Monday night the Kennesaw City Council rejected a plan to house an Islamic center in an empty retail space in a strip mall.Broadcast version.

The vote came a month after a heated debate at the last city council meeting. Doug Dillard, the attorney for the Suffah Dawaad congregation, says they took painstaking efforts to comply with the community’s demands.

“We would agree to limit capacity for each service to no more than 80 persons,” Dillard said. “We would also agree to limit parking to 40 parking spaces within the center. Noise has been an issue. All services will take place inside the facility.”

But when the time came, Kennesaw Mayor Mark Matthews had trouble getting the council to take a vote at all. No member would second the motion to proceed.

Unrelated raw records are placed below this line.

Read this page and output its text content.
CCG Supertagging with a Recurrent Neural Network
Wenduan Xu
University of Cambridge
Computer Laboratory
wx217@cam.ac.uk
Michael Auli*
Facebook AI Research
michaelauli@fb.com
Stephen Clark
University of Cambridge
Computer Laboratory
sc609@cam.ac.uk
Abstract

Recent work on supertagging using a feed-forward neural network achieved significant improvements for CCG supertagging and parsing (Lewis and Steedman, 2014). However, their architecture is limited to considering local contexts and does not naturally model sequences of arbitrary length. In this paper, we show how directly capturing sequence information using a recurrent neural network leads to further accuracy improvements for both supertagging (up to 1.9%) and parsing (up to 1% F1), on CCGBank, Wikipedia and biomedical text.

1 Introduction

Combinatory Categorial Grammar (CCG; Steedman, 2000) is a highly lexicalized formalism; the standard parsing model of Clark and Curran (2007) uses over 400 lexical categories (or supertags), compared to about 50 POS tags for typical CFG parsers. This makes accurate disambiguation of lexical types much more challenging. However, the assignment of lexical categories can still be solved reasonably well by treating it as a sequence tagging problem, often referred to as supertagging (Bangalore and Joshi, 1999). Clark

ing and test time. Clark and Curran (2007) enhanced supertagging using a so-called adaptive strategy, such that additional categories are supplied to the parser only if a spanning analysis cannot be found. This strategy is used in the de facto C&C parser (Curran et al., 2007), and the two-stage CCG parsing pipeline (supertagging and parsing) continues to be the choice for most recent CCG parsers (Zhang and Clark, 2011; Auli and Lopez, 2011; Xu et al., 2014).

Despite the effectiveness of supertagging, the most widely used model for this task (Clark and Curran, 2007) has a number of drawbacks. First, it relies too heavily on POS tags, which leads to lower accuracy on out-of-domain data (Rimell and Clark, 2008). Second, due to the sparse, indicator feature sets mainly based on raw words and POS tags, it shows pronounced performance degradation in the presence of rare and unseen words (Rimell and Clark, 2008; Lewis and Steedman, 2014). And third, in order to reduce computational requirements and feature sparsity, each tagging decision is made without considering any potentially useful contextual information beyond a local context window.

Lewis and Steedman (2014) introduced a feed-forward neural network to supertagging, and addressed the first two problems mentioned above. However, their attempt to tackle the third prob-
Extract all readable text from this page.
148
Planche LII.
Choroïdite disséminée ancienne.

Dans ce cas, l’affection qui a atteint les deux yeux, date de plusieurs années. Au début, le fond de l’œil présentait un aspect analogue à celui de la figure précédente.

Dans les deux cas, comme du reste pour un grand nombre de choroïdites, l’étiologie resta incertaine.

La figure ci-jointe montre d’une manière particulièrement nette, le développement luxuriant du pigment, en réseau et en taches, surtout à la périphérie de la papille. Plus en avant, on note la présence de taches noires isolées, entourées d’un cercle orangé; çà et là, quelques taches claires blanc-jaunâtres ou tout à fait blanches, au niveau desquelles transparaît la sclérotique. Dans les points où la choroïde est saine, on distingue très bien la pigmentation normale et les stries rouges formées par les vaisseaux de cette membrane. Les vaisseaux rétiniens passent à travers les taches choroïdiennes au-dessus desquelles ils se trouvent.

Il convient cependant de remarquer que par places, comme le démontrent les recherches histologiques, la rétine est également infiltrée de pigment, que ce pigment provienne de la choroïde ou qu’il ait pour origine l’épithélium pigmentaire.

After several very awkward pauses, the council finally voted. Four of the five members voted “no”. Outside the chambers a handful of residents were protesting. Tammy Pacheco admitted she’s not concerned about noise or traffic.

“I think that the terrorist organizations fund Islam and that they’re not peaceful and even the moderates eventually become violent,” she said.

Congregant Nayyer Islam is frustrated by those stereotypes and the vote itself.

“This whole thing is what media has projected the image of Muslims and Islam as a whole,” he said. “We have been worshiping elsewhere and we will continue to do that, but it does not change anything.”

Some Kennesaw residents, like Arden Stone, disagreed with the council. Stone, herself a Christian, said the vote doesn’t make sense in a place that was founded on religious freedom.

“Wherever you live, you want it to reflect the what the ideals of what our country are all about and [that] didn’t happen tonight,” she said. “Sorry about that.”

That’s why attorney Doug Dillard says he’ll advise the group to file a lawsuit – which is how Muslim congregations in Lilburn and Alpharetta resolved similar disputes. But this mosque hasn’t decided yet whether to go that route.